Chapter 17: The Call That Changed the Air
The Gqeberha sun had softened its grip. Early spring was arriving—timid but promising. Katlego sat at the community center's garden table, surrounded by voices of all ages scribbling stories, flipping pages, and laughing over shared metaphors. The air smelled of pencil shavings, wet earth, and possibility.
A teenage girl named Zintle was reading aloud a poem about her grandmother's sugarless tea when his phone buzzed in his pocket. He ignored it at first, not wanting to interrupt her cadence.
But then it buzzed again. Then a third time. He excused himself gently and stepped aside.
Thabo.
He picked up immediately. "Son?"
"Hey," came Thabo's voice, breathless and urgent. "Are you busy?"
"No. Are you okay?"
There was a pause. "Can you come to Johannesburg? Today if possible."
Katlego's chest tightened. "What's wrong?"
Another pause. "It's… Mama. She collapsed at work. They think it's her heart."
Zanele.
"I'm on my way," Katlego said without hesitation.
He took the next available flight. The airport buzzed with casual urgency, but inside him, time folded in strange ways. The same Johannesburg skyline that once felt like a prison now loomed like a storm cloud. When the plane touched down, he realized he hadn't returned since he'd left for good.
The past had summoned him.
Thabo was waiting outside the hospital. No words, just a tight hug that lasted longer than usual. Then: "She's in ICU. Stable, but sedated. The doctor says it was stress and exhaustion. She's been doing too much—volunteering, teaching full-time, helping her brother with his kids."
"She's always been like that," Katlego said softly. "Carrying everyone else before herself."
"I didn't know how much until now," Thabo said, eyes fixed ahead. "I've been so caught up in my stuff… film, varsity, our story. I forgot hers."
Katlego put a hand on his son's back. "You didn't forget. You just didn't see how deeply she was bleeding beneath her strength."
They went in together. Zanele lay in the sterile calm of ICU, hooked up to machines but peaceful. Her face, usually firm with purpose, looked delicate now—almost young.
"I used to think she'd live forever," Thabo whispered.
"We all do," Katlego replied. "Until they remind us they're human."
He stayed by her side through the night. Naledi, understanding as always, sent him a voice note instead of a text:
"Don't worry about here. Be there. Be present. That's what love looks like too."
He replayed it twice.
The next morning, Zanele woke with groggy eyes and a dry throat. When she saw both men beside her bed, she tried to smirk.
"Well, isn't this the strangest family reunion?" she rasped.
Katlego chuckled despite the lump in his throat. "You always needed drama to make us sit in the same room."
"Nearly dying was overkill, though," Thabo added with a gentle smile.
She closed her eyes, then opened them again. "You're both too stubborn for each other, you know that?"
They didn't argue.
They stayed the whole morning.
By evening, Zanele was stronger. She even made a joke about how the hospital food could make a person actually die. Katlego helped feed her soup and arranged a nurse to take over once he and Thabo stepped out.
Outside, under the hospital's fading lights, Thabo lit a cigarette and handed one silently to his father. Katlego declined.
"You never smoked," Thabo said.
"Too many fires in my chest already," he replied.
Thabo looked at him. "I want to make a new film. About her. About Black women who carry too much. About how we forget to ask them if they're tired."
Katlego nodded. "That's the one the world needs."
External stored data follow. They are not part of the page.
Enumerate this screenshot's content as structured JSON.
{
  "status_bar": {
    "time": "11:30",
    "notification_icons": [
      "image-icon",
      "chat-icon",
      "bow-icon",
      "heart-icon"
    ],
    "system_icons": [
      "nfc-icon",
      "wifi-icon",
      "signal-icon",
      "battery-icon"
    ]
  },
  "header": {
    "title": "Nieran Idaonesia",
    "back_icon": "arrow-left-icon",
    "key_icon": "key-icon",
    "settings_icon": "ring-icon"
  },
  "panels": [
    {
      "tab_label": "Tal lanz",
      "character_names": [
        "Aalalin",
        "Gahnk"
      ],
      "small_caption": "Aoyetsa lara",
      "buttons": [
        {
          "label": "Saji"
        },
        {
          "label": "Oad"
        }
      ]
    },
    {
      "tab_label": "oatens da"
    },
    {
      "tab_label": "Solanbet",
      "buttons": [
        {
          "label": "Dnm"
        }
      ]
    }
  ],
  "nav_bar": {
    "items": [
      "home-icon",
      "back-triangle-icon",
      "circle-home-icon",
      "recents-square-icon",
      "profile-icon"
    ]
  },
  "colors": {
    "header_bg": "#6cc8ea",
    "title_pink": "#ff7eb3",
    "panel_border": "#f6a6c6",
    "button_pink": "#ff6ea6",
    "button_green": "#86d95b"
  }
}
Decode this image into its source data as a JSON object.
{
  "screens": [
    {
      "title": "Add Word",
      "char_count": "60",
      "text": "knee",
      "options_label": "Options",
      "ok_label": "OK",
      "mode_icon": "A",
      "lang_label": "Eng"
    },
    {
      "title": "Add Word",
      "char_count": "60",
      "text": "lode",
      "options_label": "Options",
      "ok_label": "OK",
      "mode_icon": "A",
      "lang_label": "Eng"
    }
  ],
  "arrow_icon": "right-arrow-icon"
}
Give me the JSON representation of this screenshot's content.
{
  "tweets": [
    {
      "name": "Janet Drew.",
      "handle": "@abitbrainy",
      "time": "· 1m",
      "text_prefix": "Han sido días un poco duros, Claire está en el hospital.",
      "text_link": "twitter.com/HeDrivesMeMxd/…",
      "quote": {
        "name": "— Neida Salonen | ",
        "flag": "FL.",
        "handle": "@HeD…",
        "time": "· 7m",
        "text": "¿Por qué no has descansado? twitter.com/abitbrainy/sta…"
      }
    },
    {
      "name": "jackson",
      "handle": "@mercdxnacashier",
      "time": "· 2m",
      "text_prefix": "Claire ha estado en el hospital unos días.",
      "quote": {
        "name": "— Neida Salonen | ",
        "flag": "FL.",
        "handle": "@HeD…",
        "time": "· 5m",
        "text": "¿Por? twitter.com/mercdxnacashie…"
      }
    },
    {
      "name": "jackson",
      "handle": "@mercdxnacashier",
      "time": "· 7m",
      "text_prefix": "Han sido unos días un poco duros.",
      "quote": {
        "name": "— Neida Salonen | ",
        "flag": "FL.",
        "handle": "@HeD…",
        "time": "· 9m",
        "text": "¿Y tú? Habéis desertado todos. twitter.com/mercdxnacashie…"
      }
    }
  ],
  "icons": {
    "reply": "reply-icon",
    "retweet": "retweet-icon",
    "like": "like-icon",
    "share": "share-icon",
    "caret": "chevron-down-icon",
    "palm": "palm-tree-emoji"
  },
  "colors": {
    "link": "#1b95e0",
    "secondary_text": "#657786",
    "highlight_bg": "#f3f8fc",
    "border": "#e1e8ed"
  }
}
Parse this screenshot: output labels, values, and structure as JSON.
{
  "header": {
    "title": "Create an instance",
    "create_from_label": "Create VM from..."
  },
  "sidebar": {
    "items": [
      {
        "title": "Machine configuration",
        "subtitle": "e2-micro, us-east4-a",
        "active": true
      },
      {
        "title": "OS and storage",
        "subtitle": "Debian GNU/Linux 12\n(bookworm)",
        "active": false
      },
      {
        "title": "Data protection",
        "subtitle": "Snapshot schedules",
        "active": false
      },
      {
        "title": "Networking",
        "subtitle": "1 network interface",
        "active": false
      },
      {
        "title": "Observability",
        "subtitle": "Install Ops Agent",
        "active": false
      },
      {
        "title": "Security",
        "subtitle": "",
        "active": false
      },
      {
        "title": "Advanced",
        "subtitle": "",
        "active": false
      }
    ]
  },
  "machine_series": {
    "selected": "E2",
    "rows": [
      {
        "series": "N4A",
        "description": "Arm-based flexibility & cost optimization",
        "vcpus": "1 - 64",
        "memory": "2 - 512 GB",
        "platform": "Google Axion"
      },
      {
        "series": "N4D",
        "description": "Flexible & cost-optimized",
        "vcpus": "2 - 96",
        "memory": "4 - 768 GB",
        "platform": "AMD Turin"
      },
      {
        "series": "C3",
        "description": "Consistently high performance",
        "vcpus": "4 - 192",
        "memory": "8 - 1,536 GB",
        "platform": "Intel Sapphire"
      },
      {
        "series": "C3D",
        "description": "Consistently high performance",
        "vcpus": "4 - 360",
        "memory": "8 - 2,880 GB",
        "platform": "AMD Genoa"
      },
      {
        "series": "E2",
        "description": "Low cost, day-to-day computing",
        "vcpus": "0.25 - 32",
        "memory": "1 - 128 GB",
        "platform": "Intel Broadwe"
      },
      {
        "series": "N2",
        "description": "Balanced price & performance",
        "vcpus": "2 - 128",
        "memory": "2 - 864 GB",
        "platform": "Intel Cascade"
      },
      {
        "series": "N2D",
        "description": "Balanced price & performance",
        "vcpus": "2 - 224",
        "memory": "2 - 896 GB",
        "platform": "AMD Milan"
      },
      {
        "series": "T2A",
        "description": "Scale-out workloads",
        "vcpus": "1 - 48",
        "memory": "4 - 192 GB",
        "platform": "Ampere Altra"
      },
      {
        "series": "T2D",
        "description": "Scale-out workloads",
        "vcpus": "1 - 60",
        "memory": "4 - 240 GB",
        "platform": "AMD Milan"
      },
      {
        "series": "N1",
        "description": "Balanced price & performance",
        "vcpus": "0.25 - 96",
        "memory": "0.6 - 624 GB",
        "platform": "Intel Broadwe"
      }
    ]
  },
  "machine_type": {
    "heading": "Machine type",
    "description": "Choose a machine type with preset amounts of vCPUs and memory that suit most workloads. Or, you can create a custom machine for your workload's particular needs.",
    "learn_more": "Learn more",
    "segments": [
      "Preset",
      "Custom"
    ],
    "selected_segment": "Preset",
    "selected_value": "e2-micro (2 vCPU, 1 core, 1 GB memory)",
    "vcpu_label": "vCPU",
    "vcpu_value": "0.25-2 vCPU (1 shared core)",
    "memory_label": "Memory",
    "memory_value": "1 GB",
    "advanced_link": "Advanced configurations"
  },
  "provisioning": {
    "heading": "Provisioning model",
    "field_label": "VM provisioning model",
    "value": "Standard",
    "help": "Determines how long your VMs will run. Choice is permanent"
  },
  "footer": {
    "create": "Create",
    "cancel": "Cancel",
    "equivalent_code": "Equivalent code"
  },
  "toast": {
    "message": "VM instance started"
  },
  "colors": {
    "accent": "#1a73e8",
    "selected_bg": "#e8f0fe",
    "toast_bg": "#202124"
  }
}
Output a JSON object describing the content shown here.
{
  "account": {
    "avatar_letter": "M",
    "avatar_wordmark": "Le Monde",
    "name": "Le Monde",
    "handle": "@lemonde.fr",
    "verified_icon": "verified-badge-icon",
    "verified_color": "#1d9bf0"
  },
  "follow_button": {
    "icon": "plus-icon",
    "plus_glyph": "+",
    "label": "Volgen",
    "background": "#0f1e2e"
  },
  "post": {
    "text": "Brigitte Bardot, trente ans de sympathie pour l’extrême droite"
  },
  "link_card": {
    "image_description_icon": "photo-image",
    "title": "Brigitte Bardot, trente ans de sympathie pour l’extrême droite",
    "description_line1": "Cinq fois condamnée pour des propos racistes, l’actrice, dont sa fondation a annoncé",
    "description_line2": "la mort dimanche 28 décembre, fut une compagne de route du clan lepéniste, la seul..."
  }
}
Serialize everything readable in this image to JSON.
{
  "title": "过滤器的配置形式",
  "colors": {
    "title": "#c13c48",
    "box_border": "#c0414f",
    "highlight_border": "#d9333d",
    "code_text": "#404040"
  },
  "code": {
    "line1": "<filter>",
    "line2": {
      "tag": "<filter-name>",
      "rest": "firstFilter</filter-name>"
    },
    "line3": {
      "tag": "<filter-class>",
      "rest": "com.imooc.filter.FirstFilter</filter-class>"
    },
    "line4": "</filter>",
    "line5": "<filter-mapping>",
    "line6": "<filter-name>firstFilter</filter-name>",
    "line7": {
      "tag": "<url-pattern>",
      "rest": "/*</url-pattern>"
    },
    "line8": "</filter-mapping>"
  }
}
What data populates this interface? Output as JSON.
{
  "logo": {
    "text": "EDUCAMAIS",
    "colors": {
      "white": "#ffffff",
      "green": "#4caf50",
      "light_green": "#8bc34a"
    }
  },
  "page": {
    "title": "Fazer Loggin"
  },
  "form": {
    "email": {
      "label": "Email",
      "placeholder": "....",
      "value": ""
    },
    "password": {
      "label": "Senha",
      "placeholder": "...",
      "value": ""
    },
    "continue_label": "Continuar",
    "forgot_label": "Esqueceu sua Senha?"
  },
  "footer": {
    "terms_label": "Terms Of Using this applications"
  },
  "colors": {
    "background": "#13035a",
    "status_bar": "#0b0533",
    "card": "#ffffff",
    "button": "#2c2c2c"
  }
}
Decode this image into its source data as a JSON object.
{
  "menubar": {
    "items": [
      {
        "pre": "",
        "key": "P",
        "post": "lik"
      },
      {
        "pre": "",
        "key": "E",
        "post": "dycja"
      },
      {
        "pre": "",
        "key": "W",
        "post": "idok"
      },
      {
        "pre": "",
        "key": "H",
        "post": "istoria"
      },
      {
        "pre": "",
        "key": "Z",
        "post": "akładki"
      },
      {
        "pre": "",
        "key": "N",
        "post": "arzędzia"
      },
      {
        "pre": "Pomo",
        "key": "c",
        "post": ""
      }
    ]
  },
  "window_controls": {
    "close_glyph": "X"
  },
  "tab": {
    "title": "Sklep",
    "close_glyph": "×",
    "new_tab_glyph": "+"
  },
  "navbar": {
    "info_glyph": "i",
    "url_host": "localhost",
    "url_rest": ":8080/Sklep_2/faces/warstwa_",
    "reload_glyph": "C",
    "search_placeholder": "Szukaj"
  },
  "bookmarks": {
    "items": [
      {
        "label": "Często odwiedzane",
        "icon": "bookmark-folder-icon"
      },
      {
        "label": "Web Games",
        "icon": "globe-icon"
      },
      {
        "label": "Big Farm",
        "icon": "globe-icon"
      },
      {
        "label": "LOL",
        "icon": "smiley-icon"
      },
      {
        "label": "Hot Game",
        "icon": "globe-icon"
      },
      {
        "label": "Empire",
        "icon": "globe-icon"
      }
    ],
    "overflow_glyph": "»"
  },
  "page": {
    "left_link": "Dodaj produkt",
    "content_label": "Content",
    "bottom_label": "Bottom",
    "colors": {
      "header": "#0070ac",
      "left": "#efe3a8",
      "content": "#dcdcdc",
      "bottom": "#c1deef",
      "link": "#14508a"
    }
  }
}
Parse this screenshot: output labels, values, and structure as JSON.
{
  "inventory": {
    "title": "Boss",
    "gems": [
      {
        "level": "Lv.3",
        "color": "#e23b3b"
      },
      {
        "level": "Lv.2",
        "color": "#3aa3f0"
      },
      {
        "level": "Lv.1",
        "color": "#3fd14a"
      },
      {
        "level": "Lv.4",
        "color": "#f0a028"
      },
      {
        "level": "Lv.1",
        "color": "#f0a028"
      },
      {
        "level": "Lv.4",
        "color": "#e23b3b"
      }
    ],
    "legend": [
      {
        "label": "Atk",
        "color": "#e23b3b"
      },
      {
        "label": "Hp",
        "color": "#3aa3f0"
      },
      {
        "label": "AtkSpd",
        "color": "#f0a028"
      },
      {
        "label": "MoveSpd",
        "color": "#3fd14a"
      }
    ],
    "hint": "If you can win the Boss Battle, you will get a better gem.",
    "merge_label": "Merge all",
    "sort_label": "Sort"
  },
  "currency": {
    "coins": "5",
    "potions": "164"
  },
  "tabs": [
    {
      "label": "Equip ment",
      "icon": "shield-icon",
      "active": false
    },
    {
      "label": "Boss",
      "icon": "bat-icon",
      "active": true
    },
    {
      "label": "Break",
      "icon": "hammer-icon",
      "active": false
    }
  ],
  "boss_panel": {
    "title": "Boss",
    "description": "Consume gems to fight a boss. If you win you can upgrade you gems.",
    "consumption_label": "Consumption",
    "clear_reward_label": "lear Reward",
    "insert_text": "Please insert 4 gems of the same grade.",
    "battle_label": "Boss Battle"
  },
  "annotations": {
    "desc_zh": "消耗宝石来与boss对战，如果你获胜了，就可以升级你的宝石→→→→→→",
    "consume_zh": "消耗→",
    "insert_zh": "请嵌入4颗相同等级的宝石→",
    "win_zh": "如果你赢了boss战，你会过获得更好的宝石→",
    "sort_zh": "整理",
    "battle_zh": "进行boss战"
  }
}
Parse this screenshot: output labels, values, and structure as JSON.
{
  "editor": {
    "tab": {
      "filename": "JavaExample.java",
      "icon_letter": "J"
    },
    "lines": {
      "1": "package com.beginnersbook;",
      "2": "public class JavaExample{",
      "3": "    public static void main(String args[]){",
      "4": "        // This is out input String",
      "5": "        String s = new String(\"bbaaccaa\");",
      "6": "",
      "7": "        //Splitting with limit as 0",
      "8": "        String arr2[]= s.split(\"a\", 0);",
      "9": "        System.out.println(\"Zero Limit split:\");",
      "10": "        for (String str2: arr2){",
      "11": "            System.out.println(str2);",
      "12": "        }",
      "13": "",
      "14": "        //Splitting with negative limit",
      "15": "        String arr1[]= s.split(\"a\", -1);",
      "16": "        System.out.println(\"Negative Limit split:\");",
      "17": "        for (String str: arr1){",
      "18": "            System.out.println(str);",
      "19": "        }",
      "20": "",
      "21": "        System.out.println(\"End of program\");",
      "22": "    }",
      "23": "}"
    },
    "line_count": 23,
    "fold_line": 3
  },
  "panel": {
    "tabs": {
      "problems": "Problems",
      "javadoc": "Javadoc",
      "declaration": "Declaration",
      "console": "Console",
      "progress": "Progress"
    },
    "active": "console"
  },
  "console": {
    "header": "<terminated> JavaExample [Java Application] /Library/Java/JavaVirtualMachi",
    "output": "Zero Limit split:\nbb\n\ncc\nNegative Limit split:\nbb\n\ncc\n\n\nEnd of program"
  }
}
"She says you were her soft place once," Thabo said suddenly. "Before the anger. Before the distance."
Katlego blinked slowly. "She was mine, too. And I ruined it. But she never stopped showing up."
"Maybe that's her strength and weakness," Thabo murmured.
They sat quietly for a while, the city noise muted by grief and resolve.
"I'm proud of you, Thabo," Katlego said softly.
"I know," Thabo replied. "I'm getting there."
Over the next few days, Katlego helped manage Zanele's recovery plan. He cooked meals, organized volunteers from her church, and even fixed the broken curtain rod in her lounge.
He and Zanele talked late one night while sipping lukewarm rooibos.
"I never thought I'd see this version of you," she said, leaning back in her chair.
"Which version?"
"The one who shows up and doesn't run."
"I ran because I didn't know how to hold space for pain without letting it drown me."
She nodded slowly. "And now?"
"Now, I know how to breathe inside it."
She placed a hand over his. "Then I forgive you, Katlego. Not for me—I've done that already. But for you. You need to stop carrying your own corpse."
He swallowed hard. "Thank you."
When he finally returned to Gqeberha a week later, Naledi met him at the door with open arms and silent understanding.
"I left a version of myself behind," he said as he unpacked.
"You brought back something new," she replied.
That night, as they sat on the balcony listening to the ocean, he wrote a new line in his notebook:
Sometimes the story pulls you backward not to haunt you—but to heal what you left unfinished.